Os supostos responsáveis – cerca de 50 pessoas –também são investigados por lavar dinheiro em imóveis, carros de luxo, festas, viagens e empresas. A movimentação financeira ultrapassa os R$ 20 milhões desde 2017.
Cerca de 300 policiais cumpriram 364 mandados, sendo 43 de prisão. Além da apreensão judicial de veículos e imóveis, houve bloqueios de contas bancárias e quebra de sigilos fiscais e na bolsa de valores. A operação ocorreu em 13 cidades. Até o momento, 34 suspeitos foram presos.

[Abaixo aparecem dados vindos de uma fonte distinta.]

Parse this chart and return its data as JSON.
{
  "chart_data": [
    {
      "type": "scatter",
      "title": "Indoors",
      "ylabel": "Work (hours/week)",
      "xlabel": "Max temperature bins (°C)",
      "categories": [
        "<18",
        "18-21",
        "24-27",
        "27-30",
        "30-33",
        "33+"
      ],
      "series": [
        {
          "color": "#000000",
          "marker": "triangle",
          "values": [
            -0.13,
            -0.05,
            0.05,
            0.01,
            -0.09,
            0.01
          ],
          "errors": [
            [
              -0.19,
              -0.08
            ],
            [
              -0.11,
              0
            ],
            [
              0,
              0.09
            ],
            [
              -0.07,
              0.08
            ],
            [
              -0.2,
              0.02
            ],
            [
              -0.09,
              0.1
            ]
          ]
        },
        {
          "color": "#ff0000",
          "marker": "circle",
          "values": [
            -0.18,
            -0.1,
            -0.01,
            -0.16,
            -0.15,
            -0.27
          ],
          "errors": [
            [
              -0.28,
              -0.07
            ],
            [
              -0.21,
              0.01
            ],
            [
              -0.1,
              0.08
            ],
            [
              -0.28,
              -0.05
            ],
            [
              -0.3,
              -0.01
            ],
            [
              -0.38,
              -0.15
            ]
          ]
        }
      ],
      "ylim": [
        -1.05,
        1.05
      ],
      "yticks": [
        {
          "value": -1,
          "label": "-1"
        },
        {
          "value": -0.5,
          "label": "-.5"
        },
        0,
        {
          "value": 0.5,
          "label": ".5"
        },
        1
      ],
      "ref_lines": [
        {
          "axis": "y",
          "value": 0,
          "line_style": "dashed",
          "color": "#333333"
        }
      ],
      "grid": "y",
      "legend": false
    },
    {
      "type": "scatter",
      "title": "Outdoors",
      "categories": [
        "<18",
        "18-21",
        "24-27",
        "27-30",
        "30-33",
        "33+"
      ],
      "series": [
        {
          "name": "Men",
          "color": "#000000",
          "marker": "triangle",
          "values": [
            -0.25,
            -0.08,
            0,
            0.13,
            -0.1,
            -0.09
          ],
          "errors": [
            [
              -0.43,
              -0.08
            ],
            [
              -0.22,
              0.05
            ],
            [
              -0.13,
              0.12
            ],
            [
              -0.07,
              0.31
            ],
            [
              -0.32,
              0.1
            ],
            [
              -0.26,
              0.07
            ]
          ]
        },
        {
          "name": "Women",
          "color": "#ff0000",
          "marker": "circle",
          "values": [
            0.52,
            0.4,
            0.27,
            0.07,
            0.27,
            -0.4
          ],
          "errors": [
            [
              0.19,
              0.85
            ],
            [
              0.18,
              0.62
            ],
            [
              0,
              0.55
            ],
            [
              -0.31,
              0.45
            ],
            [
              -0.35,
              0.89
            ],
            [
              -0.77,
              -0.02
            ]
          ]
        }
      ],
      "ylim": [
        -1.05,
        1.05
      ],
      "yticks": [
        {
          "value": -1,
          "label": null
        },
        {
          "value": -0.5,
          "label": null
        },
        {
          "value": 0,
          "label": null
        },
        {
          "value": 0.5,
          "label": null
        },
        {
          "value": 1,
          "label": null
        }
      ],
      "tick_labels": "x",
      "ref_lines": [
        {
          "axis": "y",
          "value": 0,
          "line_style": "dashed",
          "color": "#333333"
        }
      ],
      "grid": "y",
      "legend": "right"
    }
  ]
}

A chamada Operação Erga Omnes (significa "Contra Todos", em latim), foi coordenada pela 3ª Delegacia do Departamento de Investigações do Narcotráfico (Denarc). Após um ano de investigação, o delegado Gabriel Borges tem certeza que este grupo criminoso, que tem ligação com uma facção, é o que há mais tempo atua com telentrega de drogas no Estado e acredita que seja também o mais organizado.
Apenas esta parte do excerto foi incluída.